The patient`s medical history, family history, lifestyle, prescription drug intake, supplement intake and symptoms will also be considered when the diagnosis is being made.

Plantar Fibromatosis: Treatment

The size and location of the fibromas will dictate the course of treatment to be taken, as will the occurrence and/or severity of pain symptoms. Smaller fibromas causing minimal pain will usually be treated with orthotic devices that provide padding; night splints; heel lifts; or arch supports in order to reduce pressure on the growth. Reduced pressure has proven effective in shrinking the size of the fibromas. Verapamil gel (at a strength of 15%) is a calcium channel blocker that is used to treat heart problems such as angina and irregular heartbeat but has also proven effective in shrinking this type of tumor as well when applied to the mass twice a day.

Should the growths become painful and fail to respond to such treatments more invasive procedures such as cortisone injections and/or surgery may be pursued. While cortisone injections often help reduce pain they may also have the opposite effect and cause the spread and/or the enlargement of the fibroma. The fibroma can also be surgically removed but there is also the risk that it will recur at a later date.
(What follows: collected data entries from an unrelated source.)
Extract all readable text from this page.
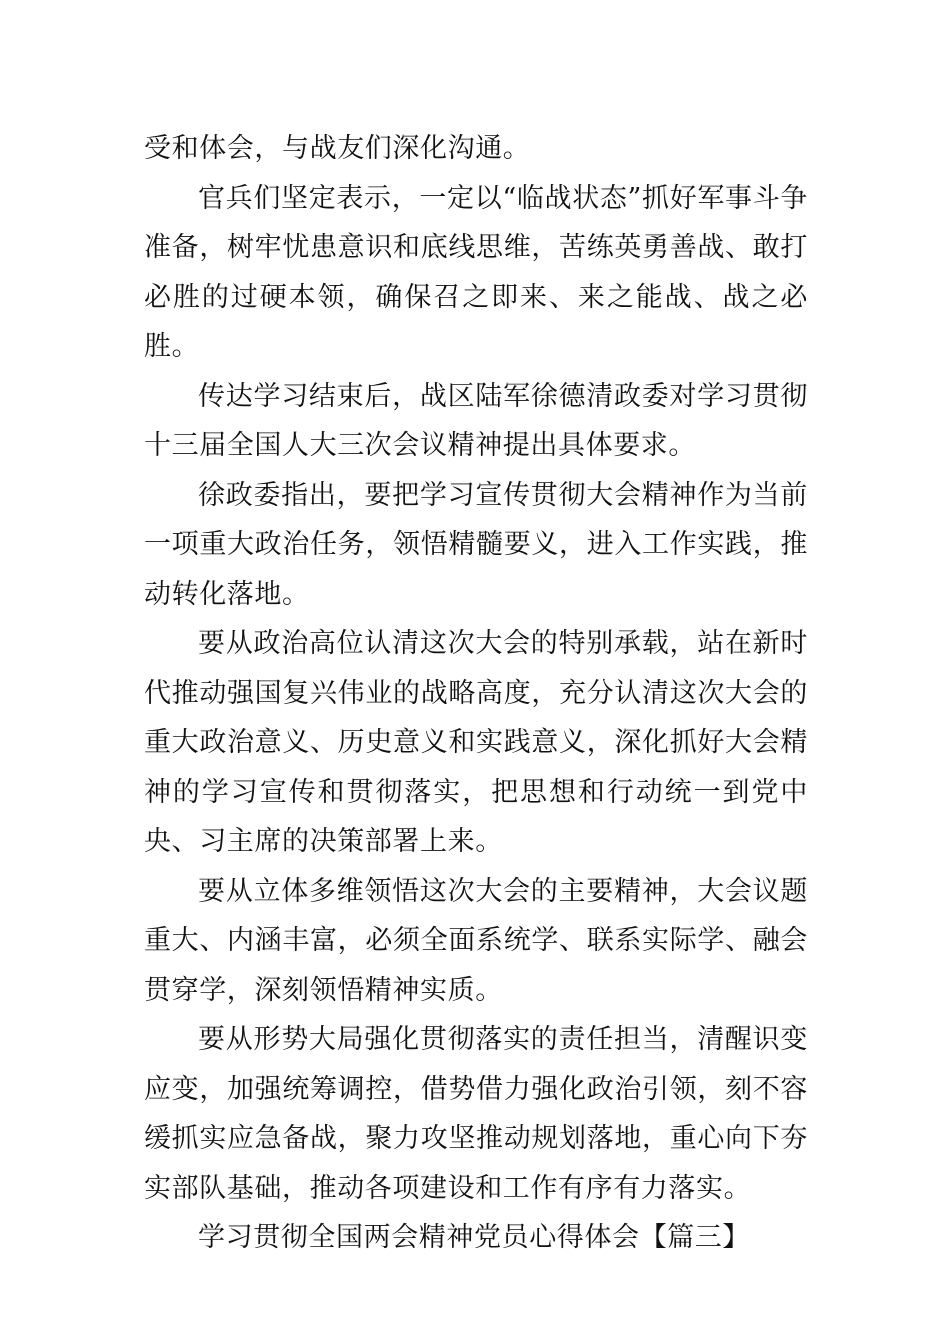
受和体会，与战友们深化沟通。

官兵们坚定表示，一定以“临战状态”抓好军事斗争准备，树牢忧患意识和底线思维，苦练英勇善战、敢打必胜的过硬本领，确保召之即来、来之能战、战之必胜。

传达学习结束后，战区陆军徐德清政委对学习贯彻十三届全国人大三次会议精神提出具体要求。

徐政委指出，要把学习宣传贯彻大会精神作为当前一项重大政治任务，领悟精髓要义，进入工作实践，推动转化落地。

要从政治高位认清这次大会的特别承载，站在新时代推动强国复兴伟业的战略高度，充分认清这次大会的重大政治意义、历史意义和实践意义，深化抓好大会精神的学习宣传和贯彻落实，把思想和行动统一到党中央、习主席的决策部署上来。

要从立体多维领悟这次大会的主要精神，大会议题重大、内涵丰富，必须全面系统学、联系实际学、融会贯穿学，深刻领悟精神实质。

要从形势大局强化贯彻落实的责任担当，清醒识变应变，加强统筹调控，借势借力强化政治引领，刻不容缓抓实应急备战，聚力攻坚推动规划落地，重心向下夯实部队基础，推动各项建设和工作有序有力落实。

学习贯彻全国两会精神党员心得体会【篇三】
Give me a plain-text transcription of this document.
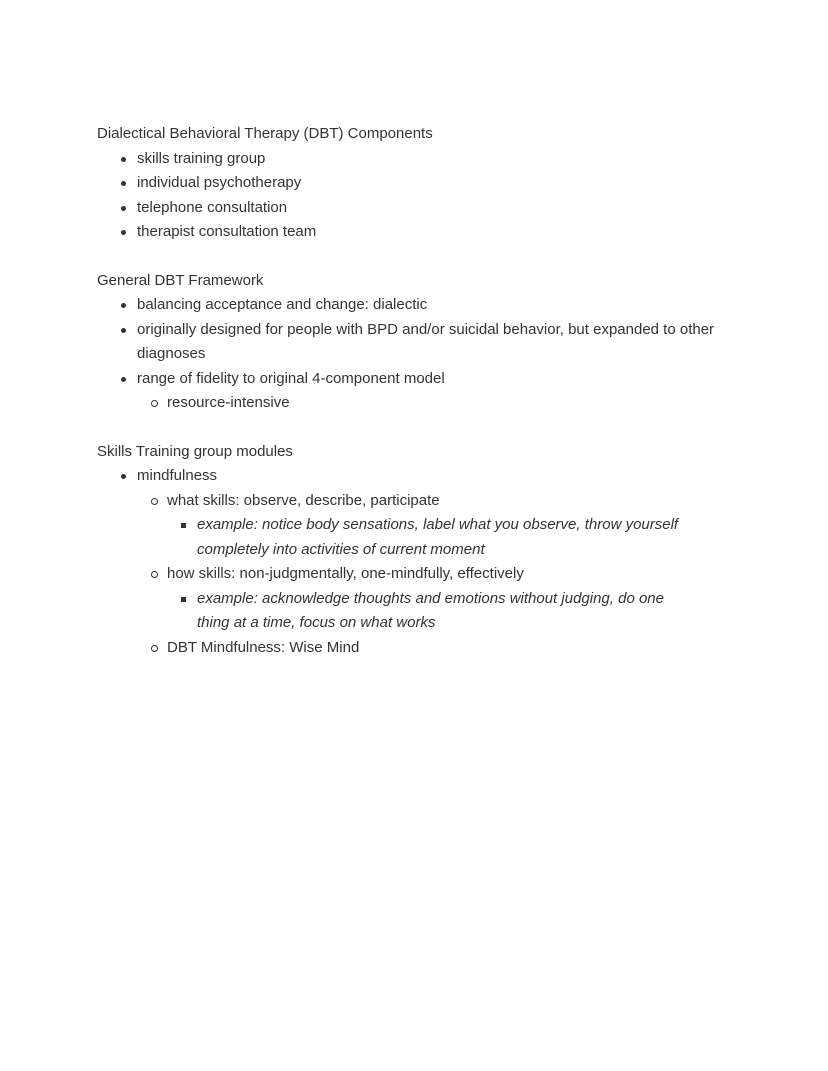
Dialectical Behavioral Therapy (DBT) Components
skills training group
individual psychotherapy
telephone consultation
therapist consultation team
General DBT Framework
balancing acceptance and change: dialectic
originally designed for people with BPD and/or suicidal behavior, but expanded to other diagnoses
range of fidelity to original 4-component model
resource-intensive
Skills Training group modules
mindfulness
what skills: observe, describe, participate
example: notice body sensations, label what you observe, throw yourself completely into activities of current moment
how skills: non-judgmentally, one-mindfully, effectively
example: acknowledge thoughts and emotions without judging, do one thing at a time, focus on what works
DBT Mindfulness: Wise Mind
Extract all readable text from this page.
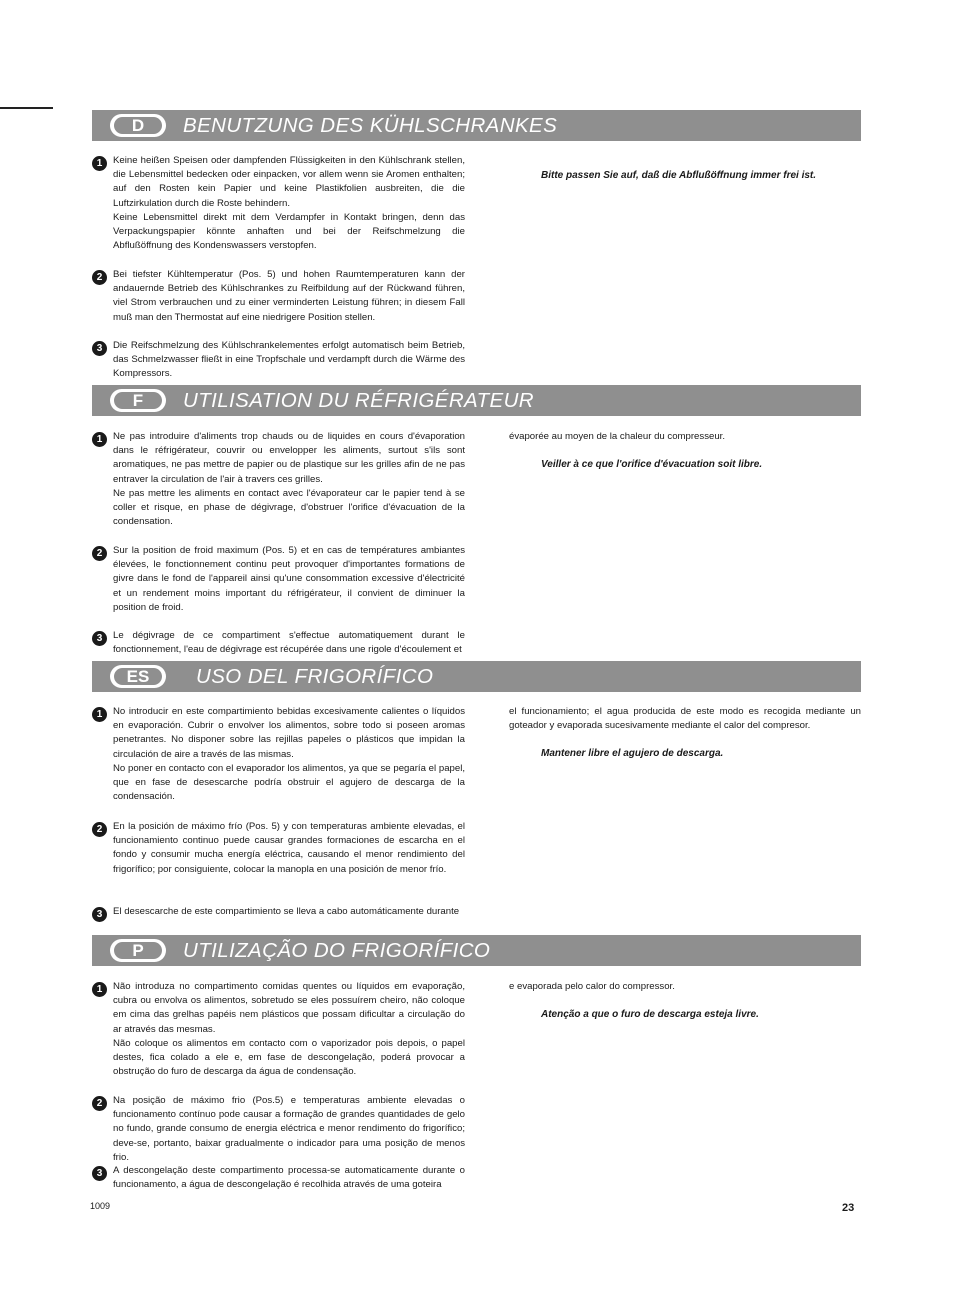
D	BENUTZUNG DES KÜHLSCHRANKES
1	Keine heißen Speisen oder dampfenden Flüssigkeiten in den Kühlschrank stellen, die Lebensmittel bedecken oder einpacken, vor allem wenn sie Aromen enthalten; auf den Rosten kein Papier und keine Plastikfolien ausbreiten, die die Luftzirkulation durch die Roste behindern.

Keine Lebensmittel direkt mit dem Verdampfer in Kontakt bringen, denn das Verpackungspapier könnte anhaften und bei der Reifschmelzung die Abflußöffnung des Kondenswassers verstopfen.

2	Bei tiefster Kühltemperatur (Pos. 5) und hohen Raumtemperaturen kann der andauernde Betrieb des Kühlschrankes zu Reifbildung auf der Rückwand führen, viel Strom verbrauchen und zu einer verminderten Leistung führen; in diesem Fall muß man den Thermostat auf eine niedrigere Position stellen.

3	Die Reifschmelzung des Kühlschrankelementes erfolgt automatisch beim Betrieb, das Schmelzwasser fließt in eine Tropfschale und verdampft durch die Wärme des Kompressors.

Bitte passen Sie auf, daß die Abflußöffnung immer frei ist.

F	UTILISATION DU RÉFRIGÉRATEUR
1	Ne pas introduire d'aliments trop chauds ou de liquides en cours d'évaporation dans le réfrigérateur, couvrir ou envelopper les aliments, surtout s'ils sont aromatiques, ne pas mettre de papier ou de plastique sur les grilles afin de ne pas entraver la circulation de l'air à travers ces grilles.

Ne pas mettre les aliments en contact avec l'évaporateur car le papier tend à se coller et risque, en phase de dégivrage, d'obstruer l'orifice d'évacuation de la condensation.

2	Sur la position de froid maximum (Pos. 5) et en cas de températures ambiantes élevées, le fonctionnement continu peut provoquer d'importantes formations de givre dans le fond de l'appareil ainsi qu'une consommation excessive d'électricité et un rendement moins important du réfrigérateur, il convient de diminuer la position de froid.

3	Le dégivrage de ce compartiment s'effectue automatiquement durant le fonctionnement, l'eau de dégivrage est récupérée dans une rigole d'écoulement et

évaporée au moyen de la chaleur du compresseur.

Veiller à ce que l'orifice d'évacuation soit libre.

ES	USO DEL FRIGORÍFICO
1	No introducir en este compartimiento bebidas excesivamente calientes o líquidos en evaporación. Cubrir o envolver los alimentos, sobre todo si poseen aromas penetrantes. No disponer sobre las rejillas papeles o plásticos que impidan la circulación de aire a través de las mismas.

No poner en contacto con el evaporador los alimentos, ya que se pegaría el papel, que en fase de desescarche podría obstruir el agujero de descarga de la condensación.

2	En la posición de máximo frío (Pos. 5) y con temperaturas ambiente elevadas, el funcionamiento continuo puede causar grandes formaciones de escarcha en el fondo y consumir mucha energía eléctrica, causando el menor rendimiento del frigorífico; por consiguiente, colocar la manopla en una posición de menor frío.

3	El desescarche de este compartimiento se lleva a cabo automáticamente durante

el funcionamiento; el agua producida de este modo es recogida mediante un goteador y evaporada sucesivamente mediante el calor del compresor.

Mantener libre el agujero de descarga.

P	UTILIZAÇÃO DO FRIGORÍFICO
1	Não introduza no compartimento comidas quentes ou líquidos em evaporação, cubra ou envolva os alimentos, sobretudo se eles possuírem cheiro, não coloque em cima das grelhas papéis nem plásticos que possam dificultar a circulação do ar através das mesmas.

Não coloque os alimentos em contacto com o vaporizador pois depois, o papel destes, fica colado a ele e, em fase de descongelação, poderá provocar a obstrução do furo de descarga da água de condensação.

2	Na posição de máximo frio (Pos.5) e temperaturas ambiente elevadas o funcionamento contínuo pode causar a formação de grandes quantidades de gelo no fundo, grande consumo de energia eléctrica e menor rendimento do frigorífico; deve-se, portanto, baixar gradualmente o indicador para uma posição de menos frio.

3	A descongelação deste compartimento processa-se automaticamente durante o funcionamento, a água de descongelação é recolhida através de uma goteira

e evaporada pelo calor do compressor.

Atenção a que o furo de descarga esteja livre.

1009	23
Surgical intervention is considered only in some cases and is typically performed as an out-patient procedure but under anesthesia. The use of crutches or a walker will be required for three to four weeks post-surgery.

Plantar Fibromatosis: Prevention

Preventing plantar fibromatosis is difficult because the underlying cause is often unclear. Early symptom recognition followed by immediate medical treatment will prevent the condition from worsening. There are, however, several steps that can be taken to improve overall foot health:

• Stretch the feet on a regular basis, particularly the plantar fascia (see Dr Foot Plantar Fasciitis Exercises).
• Maintain a healthy weight.
• Eat a varied, healthy diet.
• Remain hydrated through sufficient intake of fluids.
• Wear supportive footwear that protects your feet and provides adequate stability.
• Always wear activity-appropriate footwear.
• Warm up before all physical activity and cool down sufficiently afterward.
• Ease into new exercise routines.
• Rest your feet as often as possible; elevate after standing or walking for long periods of time.
• Visually and physically examine your feet for any changes or injuries you may not otherwise feel.


Plantar fibromatosis is an uncommon affliction with obscure etymology. There are, however, several steps that can be taken to ensure general foot health, and should symptoms arise professional medical advice should be pursued.